Abstract

Abstract The past two years have been a landmark moment for violence prevention, with the publication of The Global Status Report on Violence Prevention 2014 ; a historic resolution on violence by the 67th World Health Assembly; and the release of multiple documents on violence by international and United Nations entities, with a corresponding building of momentum in scholarship. Most notably, in September 2015, the United Nations General Assembly adopted the 2030 Agenda for Sustainable Development , addressing the need for violence prevention at an unprecedented scale. In this context, more than ever, violence studies have become a field of its own right.
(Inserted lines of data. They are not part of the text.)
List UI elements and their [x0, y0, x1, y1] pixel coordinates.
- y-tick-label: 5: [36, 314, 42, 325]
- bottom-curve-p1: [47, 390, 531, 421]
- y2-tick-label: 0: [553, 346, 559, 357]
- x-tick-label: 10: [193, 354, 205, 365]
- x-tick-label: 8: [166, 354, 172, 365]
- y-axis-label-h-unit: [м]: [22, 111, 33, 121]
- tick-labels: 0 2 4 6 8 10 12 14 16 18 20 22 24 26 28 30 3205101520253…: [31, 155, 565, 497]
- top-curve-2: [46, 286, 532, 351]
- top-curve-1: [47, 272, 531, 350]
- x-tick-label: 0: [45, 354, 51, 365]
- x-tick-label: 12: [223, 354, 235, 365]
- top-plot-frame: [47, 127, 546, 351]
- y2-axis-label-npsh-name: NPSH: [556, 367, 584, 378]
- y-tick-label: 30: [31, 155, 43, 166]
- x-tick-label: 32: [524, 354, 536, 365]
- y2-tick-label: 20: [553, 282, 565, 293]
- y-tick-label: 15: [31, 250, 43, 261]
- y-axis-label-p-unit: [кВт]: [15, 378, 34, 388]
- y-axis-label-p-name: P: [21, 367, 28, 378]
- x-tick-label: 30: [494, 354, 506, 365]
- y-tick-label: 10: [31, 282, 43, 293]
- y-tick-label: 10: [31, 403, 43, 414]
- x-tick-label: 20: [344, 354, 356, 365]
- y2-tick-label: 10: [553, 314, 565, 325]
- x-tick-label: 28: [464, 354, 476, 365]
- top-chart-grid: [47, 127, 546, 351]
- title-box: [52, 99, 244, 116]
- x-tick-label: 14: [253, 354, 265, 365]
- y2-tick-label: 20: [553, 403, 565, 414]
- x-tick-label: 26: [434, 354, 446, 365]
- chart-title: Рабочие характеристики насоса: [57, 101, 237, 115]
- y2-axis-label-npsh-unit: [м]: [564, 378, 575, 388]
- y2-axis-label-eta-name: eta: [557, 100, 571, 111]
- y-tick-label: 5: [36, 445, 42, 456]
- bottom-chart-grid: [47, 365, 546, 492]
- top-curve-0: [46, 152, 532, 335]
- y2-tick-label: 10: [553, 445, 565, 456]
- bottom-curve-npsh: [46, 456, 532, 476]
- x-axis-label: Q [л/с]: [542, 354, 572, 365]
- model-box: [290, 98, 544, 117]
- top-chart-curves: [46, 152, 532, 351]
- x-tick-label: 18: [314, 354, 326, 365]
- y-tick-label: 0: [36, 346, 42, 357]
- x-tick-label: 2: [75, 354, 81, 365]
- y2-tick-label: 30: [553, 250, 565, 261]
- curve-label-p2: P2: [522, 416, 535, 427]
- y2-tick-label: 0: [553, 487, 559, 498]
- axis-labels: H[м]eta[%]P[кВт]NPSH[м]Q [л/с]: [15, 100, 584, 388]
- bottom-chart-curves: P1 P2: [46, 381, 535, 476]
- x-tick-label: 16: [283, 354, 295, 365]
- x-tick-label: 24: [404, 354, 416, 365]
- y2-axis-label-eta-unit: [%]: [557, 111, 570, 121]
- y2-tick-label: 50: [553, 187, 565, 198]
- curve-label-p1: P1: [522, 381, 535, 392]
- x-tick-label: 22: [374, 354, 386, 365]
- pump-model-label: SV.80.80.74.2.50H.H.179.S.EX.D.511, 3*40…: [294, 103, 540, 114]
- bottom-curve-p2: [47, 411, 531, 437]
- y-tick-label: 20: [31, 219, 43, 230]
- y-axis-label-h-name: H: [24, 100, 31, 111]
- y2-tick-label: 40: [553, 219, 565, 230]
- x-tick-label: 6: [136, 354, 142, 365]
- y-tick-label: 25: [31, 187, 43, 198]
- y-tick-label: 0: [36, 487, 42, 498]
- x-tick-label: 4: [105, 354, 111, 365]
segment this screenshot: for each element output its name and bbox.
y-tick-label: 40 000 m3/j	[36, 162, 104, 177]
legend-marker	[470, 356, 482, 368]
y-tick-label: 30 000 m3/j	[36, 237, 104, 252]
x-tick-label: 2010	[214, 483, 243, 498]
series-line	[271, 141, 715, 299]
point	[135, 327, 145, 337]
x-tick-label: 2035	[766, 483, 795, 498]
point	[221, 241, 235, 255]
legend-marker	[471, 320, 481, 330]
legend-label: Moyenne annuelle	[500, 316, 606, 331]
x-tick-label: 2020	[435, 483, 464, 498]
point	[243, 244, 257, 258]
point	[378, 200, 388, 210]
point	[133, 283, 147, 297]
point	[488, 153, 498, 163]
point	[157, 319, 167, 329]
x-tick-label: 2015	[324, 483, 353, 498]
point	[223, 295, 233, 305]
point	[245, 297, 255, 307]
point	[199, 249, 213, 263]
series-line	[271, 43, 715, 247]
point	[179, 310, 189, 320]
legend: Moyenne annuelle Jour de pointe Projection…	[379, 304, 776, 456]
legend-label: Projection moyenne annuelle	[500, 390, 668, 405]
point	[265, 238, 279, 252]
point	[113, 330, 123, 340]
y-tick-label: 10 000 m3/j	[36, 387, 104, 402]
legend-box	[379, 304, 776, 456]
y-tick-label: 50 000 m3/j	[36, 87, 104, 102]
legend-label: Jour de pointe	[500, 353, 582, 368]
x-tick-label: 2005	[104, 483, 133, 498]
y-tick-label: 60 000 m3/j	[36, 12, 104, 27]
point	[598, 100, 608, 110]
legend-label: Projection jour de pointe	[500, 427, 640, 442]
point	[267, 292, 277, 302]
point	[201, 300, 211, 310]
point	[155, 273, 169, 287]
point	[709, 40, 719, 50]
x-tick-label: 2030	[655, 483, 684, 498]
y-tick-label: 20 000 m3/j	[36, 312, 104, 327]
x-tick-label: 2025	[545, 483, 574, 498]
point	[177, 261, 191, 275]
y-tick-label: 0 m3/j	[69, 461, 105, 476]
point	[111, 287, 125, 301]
Still, a systematic approach of the topic has been lacking, and no textbook yet synthesizes the knowledge of multiple disciplines toward a cogent understanding. This article is the fourth of a series of fifteen articles that will cover, as an example, an outline of the Global Health Studies course entitled, “Violence: Causes and Cures,” reviewing the major bio-psycho-social and structural-environmental perspectives on violence. Based on the tenet that individual violence does not occur in isolation from social and cultural forces, it reviews the contributions of sociology and anthropology. Although much of sociology has shied away from the topic of violence other than through its study of deviance and crime, and much of anthropology's ethnographic methods have made research difficult in contexts of violent conflict, both bring new potentials. Concepts such as social belonging and cultural symbols can bring important insight into the nature of violence.